At the time of the election announcement, the result seemed very clear – the Conservatives would easily win their majority and Theresa May could finally begin Brexit negotiations as a fully elected Prime Minister with confidence. Over the month of May, during which all political parties had begun their campaigns, it became clear that this result was not as set in stone as everybody thought. A poll at the end of May showed that there may be a hung parliament, which of course negatively affected the pound’s value.
The downward trend of the pound vs the euro was not helped by the election result, which failed to give the majority to any party. Some losses were recovered after Theresa May announced that she would form a government with help from the Democratic Unionist Party of Northern Ireland, however the trend continued downwards due to this new political uncertainty.
The value of the pound fluctuated during July, with an improvement in the middle of the month down to better than expected retail sales figures for June. However, the political turmoil and news of a difficult start to Brexit negotiations meant that this improvement was just temporary. The euro strengthened during this time also, putting more pressure on the value of the pound.
On the 26th August 2017, the pound hit its lowest point of the past 12 months after a steady downturn throughout the summer.

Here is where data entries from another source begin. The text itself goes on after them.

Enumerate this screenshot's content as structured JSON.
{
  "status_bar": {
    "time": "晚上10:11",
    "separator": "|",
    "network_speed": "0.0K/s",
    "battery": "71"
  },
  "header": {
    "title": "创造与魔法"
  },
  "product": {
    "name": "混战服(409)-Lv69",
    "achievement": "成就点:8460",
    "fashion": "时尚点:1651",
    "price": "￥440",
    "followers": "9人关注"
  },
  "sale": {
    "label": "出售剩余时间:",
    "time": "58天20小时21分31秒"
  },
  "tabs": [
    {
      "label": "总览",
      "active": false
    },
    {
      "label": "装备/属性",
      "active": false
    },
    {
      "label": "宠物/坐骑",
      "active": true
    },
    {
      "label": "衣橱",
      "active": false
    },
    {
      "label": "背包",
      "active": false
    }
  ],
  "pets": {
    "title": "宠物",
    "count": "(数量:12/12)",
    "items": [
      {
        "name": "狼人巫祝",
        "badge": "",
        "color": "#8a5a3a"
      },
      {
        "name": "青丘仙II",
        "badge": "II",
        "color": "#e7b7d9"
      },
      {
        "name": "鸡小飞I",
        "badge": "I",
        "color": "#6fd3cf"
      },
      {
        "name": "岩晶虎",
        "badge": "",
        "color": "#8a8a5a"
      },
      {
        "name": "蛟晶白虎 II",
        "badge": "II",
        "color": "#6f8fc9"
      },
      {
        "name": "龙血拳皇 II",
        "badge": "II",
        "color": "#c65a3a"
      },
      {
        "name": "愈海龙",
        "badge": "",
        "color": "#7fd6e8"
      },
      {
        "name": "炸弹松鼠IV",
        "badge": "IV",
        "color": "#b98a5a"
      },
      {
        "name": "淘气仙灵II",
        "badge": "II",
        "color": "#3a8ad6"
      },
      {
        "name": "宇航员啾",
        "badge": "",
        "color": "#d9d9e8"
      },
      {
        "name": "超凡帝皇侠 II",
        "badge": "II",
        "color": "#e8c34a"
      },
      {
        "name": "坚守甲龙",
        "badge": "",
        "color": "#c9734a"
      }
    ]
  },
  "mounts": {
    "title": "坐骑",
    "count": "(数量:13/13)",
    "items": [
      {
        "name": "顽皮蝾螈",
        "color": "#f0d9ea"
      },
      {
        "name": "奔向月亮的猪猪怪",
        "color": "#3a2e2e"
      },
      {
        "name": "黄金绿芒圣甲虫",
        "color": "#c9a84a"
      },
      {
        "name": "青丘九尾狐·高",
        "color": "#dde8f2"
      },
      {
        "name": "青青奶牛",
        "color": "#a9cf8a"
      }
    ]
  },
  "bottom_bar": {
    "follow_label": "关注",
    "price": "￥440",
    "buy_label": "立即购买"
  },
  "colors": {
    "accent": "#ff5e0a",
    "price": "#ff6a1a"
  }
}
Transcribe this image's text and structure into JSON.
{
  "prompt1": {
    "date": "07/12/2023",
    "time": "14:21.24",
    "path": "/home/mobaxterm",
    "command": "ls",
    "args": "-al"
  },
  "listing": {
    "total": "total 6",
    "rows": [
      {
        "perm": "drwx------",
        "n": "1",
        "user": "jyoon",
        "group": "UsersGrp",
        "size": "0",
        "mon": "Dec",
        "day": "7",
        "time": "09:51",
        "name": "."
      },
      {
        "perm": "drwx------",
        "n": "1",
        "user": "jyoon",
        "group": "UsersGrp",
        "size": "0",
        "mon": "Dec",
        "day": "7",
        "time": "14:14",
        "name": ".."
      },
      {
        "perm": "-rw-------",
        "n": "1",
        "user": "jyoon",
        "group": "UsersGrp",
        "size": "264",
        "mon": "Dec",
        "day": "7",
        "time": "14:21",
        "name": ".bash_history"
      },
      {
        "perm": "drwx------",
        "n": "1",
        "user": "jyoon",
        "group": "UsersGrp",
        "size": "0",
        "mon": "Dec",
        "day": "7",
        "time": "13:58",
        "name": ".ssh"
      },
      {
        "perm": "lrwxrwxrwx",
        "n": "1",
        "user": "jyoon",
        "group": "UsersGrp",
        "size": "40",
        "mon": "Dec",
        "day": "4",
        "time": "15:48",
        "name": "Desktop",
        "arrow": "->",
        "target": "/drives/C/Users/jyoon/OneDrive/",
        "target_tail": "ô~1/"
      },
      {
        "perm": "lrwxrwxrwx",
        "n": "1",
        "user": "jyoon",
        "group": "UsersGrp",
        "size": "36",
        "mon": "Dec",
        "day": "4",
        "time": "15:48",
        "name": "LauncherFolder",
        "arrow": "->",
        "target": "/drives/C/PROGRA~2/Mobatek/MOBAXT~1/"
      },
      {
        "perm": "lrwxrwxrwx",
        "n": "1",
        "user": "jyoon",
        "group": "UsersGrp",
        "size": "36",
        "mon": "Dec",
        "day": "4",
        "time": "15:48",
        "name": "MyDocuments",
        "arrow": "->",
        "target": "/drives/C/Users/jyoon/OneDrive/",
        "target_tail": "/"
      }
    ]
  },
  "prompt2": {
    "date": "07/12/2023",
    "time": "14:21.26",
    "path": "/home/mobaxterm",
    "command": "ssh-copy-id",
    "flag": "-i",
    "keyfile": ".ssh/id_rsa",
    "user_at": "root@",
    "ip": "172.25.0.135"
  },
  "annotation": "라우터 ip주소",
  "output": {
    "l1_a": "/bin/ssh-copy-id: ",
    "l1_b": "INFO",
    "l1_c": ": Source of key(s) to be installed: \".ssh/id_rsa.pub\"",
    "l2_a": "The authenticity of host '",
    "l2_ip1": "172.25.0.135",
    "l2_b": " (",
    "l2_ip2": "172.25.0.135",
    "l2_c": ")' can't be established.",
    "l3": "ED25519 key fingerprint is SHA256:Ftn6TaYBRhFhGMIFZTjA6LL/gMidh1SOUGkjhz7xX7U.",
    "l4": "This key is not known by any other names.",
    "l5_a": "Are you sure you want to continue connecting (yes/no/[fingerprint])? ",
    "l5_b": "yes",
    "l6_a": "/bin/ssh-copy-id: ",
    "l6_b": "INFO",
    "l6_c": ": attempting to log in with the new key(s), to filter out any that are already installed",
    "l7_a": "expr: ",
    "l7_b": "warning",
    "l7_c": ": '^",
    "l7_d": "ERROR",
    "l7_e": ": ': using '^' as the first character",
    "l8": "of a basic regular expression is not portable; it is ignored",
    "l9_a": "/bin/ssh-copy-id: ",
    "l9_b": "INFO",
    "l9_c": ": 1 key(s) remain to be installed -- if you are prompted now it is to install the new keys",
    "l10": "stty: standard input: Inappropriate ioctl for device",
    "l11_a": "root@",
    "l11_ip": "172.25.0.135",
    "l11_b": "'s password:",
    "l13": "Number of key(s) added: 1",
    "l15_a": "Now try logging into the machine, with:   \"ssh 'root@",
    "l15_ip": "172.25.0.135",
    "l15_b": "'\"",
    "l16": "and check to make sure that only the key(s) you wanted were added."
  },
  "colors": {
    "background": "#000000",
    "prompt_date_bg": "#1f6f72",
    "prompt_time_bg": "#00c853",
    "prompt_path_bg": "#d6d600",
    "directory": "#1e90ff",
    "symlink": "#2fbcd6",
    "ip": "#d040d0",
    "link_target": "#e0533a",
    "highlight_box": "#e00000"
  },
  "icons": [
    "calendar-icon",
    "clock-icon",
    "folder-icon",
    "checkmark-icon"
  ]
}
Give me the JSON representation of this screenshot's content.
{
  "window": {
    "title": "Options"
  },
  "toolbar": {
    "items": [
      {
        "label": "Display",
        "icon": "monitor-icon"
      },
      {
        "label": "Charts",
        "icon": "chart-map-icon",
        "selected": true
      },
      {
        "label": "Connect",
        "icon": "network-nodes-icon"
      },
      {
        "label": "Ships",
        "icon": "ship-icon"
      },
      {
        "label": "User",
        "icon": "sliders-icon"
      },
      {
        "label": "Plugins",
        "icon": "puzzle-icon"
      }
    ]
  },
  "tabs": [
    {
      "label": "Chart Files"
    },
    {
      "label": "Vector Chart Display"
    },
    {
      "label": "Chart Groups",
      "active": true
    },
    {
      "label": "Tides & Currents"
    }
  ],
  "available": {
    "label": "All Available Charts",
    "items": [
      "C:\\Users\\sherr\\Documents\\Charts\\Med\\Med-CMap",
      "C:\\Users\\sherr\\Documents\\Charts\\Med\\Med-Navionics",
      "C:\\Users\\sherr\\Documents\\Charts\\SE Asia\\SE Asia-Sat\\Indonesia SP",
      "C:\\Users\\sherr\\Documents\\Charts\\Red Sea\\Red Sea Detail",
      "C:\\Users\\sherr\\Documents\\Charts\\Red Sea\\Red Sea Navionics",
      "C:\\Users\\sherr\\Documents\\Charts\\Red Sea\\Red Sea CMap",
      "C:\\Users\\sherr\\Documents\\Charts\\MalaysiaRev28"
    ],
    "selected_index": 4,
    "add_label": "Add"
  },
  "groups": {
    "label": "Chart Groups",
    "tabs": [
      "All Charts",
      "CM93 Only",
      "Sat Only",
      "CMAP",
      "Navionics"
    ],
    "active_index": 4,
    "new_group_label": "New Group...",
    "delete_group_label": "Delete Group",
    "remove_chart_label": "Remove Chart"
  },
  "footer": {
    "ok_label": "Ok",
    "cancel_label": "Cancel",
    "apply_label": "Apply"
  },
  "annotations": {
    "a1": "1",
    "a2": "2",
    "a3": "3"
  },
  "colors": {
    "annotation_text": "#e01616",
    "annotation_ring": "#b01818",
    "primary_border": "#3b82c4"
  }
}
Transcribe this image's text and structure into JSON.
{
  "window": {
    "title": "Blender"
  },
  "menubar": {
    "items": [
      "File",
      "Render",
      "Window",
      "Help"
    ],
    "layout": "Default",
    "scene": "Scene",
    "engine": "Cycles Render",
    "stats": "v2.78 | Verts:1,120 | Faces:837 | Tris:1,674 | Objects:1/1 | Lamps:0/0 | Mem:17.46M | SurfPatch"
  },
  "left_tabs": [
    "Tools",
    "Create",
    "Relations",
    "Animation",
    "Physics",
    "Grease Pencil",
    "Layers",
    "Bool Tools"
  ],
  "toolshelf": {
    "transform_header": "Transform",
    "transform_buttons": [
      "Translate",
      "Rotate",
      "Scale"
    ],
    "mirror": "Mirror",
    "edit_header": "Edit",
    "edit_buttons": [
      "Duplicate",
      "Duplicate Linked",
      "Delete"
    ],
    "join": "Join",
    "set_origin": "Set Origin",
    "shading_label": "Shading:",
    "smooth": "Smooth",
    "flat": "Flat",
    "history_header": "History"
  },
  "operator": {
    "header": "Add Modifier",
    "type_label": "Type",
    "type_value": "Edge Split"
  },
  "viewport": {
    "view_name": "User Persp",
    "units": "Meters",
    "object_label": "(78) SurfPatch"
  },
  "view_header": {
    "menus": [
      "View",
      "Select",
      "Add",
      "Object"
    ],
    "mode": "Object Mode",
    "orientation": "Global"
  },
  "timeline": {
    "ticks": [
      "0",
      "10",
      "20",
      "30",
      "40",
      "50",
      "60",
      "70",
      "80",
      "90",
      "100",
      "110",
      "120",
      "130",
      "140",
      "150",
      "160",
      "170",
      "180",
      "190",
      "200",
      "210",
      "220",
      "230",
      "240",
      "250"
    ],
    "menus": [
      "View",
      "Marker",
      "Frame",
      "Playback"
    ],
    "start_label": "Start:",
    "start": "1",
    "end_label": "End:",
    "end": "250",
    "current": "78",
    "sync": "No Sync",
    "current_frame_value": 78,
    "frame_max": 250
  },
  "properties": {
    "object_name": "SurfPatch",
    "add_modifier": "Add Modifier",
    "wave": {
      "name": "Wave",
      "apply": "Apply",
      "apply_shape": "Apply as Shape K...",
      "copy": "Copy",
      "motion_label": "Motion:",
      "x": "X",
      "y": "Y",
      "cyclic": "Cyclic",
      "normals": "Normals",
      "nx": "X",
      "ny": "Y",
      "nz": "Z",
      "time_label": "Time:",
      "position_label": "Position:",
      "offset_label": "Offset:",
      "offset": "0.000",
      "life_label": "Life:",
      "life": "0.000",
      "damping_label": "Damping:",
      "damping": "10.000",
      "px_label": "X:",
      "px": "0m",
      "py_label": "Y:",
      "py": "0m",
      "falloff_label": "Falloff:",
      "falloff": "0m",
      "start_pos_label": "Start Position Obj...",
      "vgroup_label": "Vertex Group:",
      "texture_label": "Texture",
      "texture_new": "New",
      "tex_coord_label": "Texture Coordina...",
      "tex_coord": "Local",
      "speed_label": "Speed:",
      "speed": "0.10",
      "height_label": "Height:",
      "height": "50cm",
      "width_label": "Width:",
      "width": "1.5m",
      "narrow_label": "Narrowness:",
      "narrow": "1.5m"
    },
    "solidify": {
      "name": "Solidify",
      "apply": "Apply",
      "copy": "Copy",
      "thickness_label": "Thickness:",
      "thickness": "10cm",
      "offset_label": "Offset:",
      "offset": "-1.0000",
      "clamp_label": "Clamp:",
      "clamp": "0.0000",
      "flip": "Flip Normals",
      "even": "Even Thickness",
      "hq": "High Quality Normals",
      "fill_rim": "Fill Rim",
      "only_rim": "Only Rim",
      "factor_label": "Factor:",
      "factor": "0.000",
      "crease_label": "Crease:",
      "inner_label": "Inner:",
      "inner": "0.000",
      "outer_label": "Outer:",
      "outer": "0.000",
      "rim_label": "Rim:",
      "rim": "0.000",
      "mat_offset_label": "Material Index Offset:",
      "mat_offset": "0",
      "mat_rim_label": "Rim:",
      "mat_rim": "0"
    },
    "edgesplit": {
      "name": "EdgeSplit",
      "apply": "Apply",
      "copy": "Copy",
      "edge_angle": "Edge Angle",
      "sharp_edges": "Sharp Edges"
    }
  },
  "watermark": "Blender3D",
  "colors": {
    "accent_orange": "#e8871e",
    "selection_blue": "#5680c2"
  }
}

This is likely to have been due to a reduced number of foreign investors as a direct result of Brexit uncertainty. When confidence in the future of an investment is shaken due to political instability, traders tend to opt for other currencies. This heavily affected those wanting to exchange their pounds for euros during the summer holidays.
Although all forecasts during August were doom and gloom, the pound saw a surprising improvement over September, regaining all the losses it suffered over July and August. This is due to speculation over the Bank of England preparing to raise interest rates, and the fact that the euro slumped after the German election. Although Angela Merkel retains her position as Chancellor in Germany, the gains made by the far right ‘Alternative for Germany’ party caused political uncertainty, thus devaluing the euro.
October 2017 and beyond
The value of the pound is still sitting in an improved position compared to the summer months, and has improved in recent days due to a better-than-expected growth in the UK services sector. Forecasts for the future are understandably mixed, and the future of the pound vs euro depends highly on the political performance of the UK, countries within the EU and the US in the coming months. When buying foreign currency, it’s always important to choose a deal at the right time and keeping an eye on current events can help you to know when’s best to make a move.